The Joint Oceanographic Institutions (JOI) appointed KATHRYN MORAN director of the Ocean Drilling Program, which celebrates its 30th anniversary this month. She started her new position June 19, coming to JOI from the Bedford Institute of Oceanography in Nova Scotia, where she has been a research engineer for the Geological Survey of Canada since 1983.

The U.S. Department of Energy (DOE) in May named J. RUSSELL "RUSS" DYER project manager for its Yucca Mountain Site Characterization Project. Dyer has served as acting project manager since Wesley E. Barnes retired in late 1997. Dyer has been with the DOE for nine years and previously worked as deputy project manager for the Yucca project. Before joining the DOE, he was a faculty member of the geology department at the University of Texas at El Paso.

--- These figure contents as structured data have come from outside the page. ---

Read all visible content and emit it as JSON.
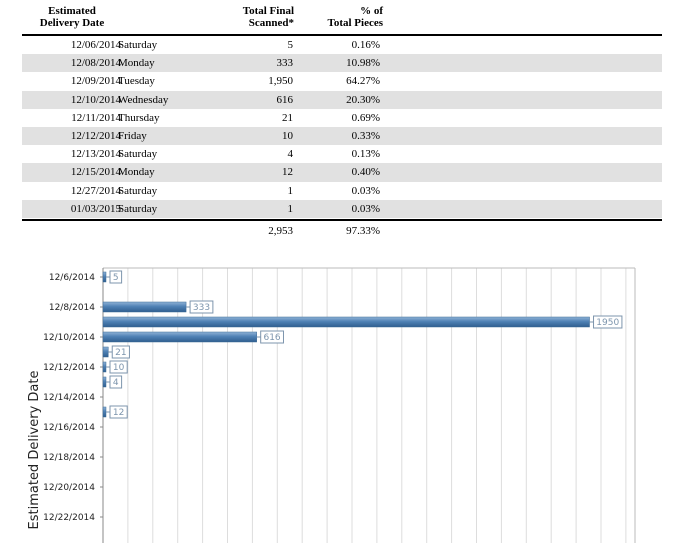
{
  "table": {
    "headers": {
      "date_line1": "Estimated",
      "date_line2": "Delivery Date",
      "scanned_line1": "Total Final",
      "scanned_line2": "Scanned*",
      "pct_line1": "% of",
      "pct_line2": "Total Pieces"
    },
    "rows": [
      {
        "date": "12/06/2014",
        "day": "Saturday",
        "scanned": "5",
        "pct": "0.16%"
      },
      {
        "date": "12/08/2014",
        "day": "Monday",
        "scanned": "333",
        "pct": "10.98%"
      },
      {
        "date": "12/09/2014",
        "day": "Tuesday",
        "scanned": "1,950",
        "pct": "64.27%"
      },
      {
        "date": "12/10/2014",
        "day": "Wednesday",
        "scanned": "616",
        "pct": "20.30%"
      },
      {
        "date": "12/11/2014",
        "day": "Thursday",
        "scanned": "21",
        "pct": "0.69%"
      },
      {
        "date": "12/12/2014",
        "day": "Friday",
        "scanned": "10",
        "pct": "0.33%"
      },
      {
        "date": "12/13/2014",
        "day": "Saturday",
        "scanned": "4",
        "pct": "0.13%"
      },
      {
        "date": "12/15/2014",
        "day": "Monday",
        "scanned": "12",
        "pct": "0.40%"
      },
      {
        "date": "12/27/2014",
        "day": "Saturday",
        "scanned": "1",
        "pct": "0.03%"
      },
      {
        "date": "01/03/2015",
        "day": "Saturday",
        "scanned": "1",
        "pct": "0.03%"
      }
    ],
    "totals": {
      "scanned": "2,953",
      "pct": "97.33%"
    }
  },
  "chart_data": {
    "type": "bar",
    "orientation": "horizontal",
    "ylabel": "Estimated Delivery Date",
    "xlabel": "",
    "categories": [
      "12/6/2014",
      "12/8/2014",
      "12/9/2014",
      "12/10/2014",
      "12/11/2014",
      "12/12/2014",
      "12/13/2014",
      "12/15/2014"
    ],
    "values": [
      5,
      333,
      1950,
      616,
      21,
      10,
      4,
      12
    ],
    "data_labels": [
      "5",
      "333",
      "1950",
      "616",
      "21",
      "10",
      "4",
      "12"
    ],
    "y_tick_labels": [
      "12/6/2014",
      "12/8/2014",
      "12/10/2014",
      "12/12/2014",
      "12/14/2014",
      "12/16/2014",
      "12/18/2014",
      "12/20/2014",
      "12/22/2014"
    ],
    "xlim": [
      0,
      2100
    ],
    "grid": true,
    "bar_color": "#4f81b5",
    "label_color": "#7d95ad",
    "grid_color": "#dddddd"
  }
}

DANIEL JEAN STANLEY, senior scientist at the Smithsonian Institution's National Museum of Natural History in Washington, D.C., was selected by Italian universities to receive the Golden Trident Medal and was inducted as a member of Italy's Accademia Internazionale di Scienze e Techniche in June. Stanley is the first North American scientist to receive the award. The Golden Trident Medal awards scientific excellence and advances in geological oceanography, coastal sciences, and environmental research in the Mediterranean and other world oceans.

The Association of Women Geoscientists in June announced the 1998 winners of its Chrysalis Scholarships -- $750 awards given to nontraditional graduate students of the geosciences who experienced interruptions in their formal educations and are currently finishing their theses. The 1998 winners are: MARY ARMSTRONG, University of Akron, and SISTER AUGUSTA COLLINS, Benedictine nun and member of the Abbey of Regina Laudis in Bethlehem, Conn. Two women also received $200 scholarships: XANTHIPPE AUGEROT, Oregon State University, and DEBRA PRIM, Ohio University.

The American Geophysical Union awarded its 1998 Excellence in Geophysical Education award to the Los Alamos National Laboratory's Summer of Applied Geophysical Experience, or SAGE, program. SCOTT BALDRIDGE of the Los Alamos Geology and Geochemistry Group leads the program with GEORGE JIRACEK of the Department of Geological Sciences at San Diego State University. The award recognizes SAGE for its significant and lasting contribution to geophysical education, primarily for graduate and undergraduate students. SAGE will receive the award during AGU's 1998 fall meeting, Dec. 6-10.

During the Intel International Science and Engineering Fair in Fort Worth, Texas, May 10-16, seven high-school students received awards from the American Geological Institute : JESSICA LANE DEBUSK, Northwood High School in Dublin, Va., $500; CRISTINA BENO, Mast Academy in Key Biscayne, Fla., $250; GERALD ALEXANDER LARUE IV, California Academy of Math & Science in Carson, Calif., $100. Honorable Mention awards went to: REHAN JULIAN ALI, Broad Run High School in Ashburn, Va.; PETER WILLEM ALDERKS, Midland High School in Midland, Texas; and TAYLOR PARKS EDENFIELD and JEB STUART CAMERON, Swainsboro High School in Swainsboro, Ga. The Association of Women Geoscientists granted a $150 award to TAVIA LEE CLARK, Memorial Senior High School in Tulsa, Okla. And the Association of Engineering Geologists granted an award to RICHARD DIANOS CATUNGAL, James Campbell High School in Ewa Beach, Hawaii.
Also, nine students won Grand Awards in the earth and space sciences: CRISTINA BENO, $5,000 (Intel ISEF Best of Category Award); RIGEL QUINN WOIDA, Tucson Magnet High School in Tucson, Ariz., $1,500; NICOLE CATHERINE VICTORIA, Boca Raton Community High School in Boca Raton, Fla., $1,500; ERIN ANN STOESZ, Laramie Junior High School in Laramie, Wyo., $1,000; JENNIFER LYNN ANDREWS, Thomas Jefferson High School for Science and Technology in Alexandria, Va., $1,000; EMIKO YASUDA, Yamaguchi-Kenritu Taubse Agricultural High School in Kumage-Gun, Yamaguchi-Ken, Japan, $1,000; SWEATHA REDDY KATTA, Laramie Senior High School in Laramie, Wyo., $500; RICHARD DIANOS CATUNGAL, $500; and GERALD ALEXANDER LARUE IV, $500.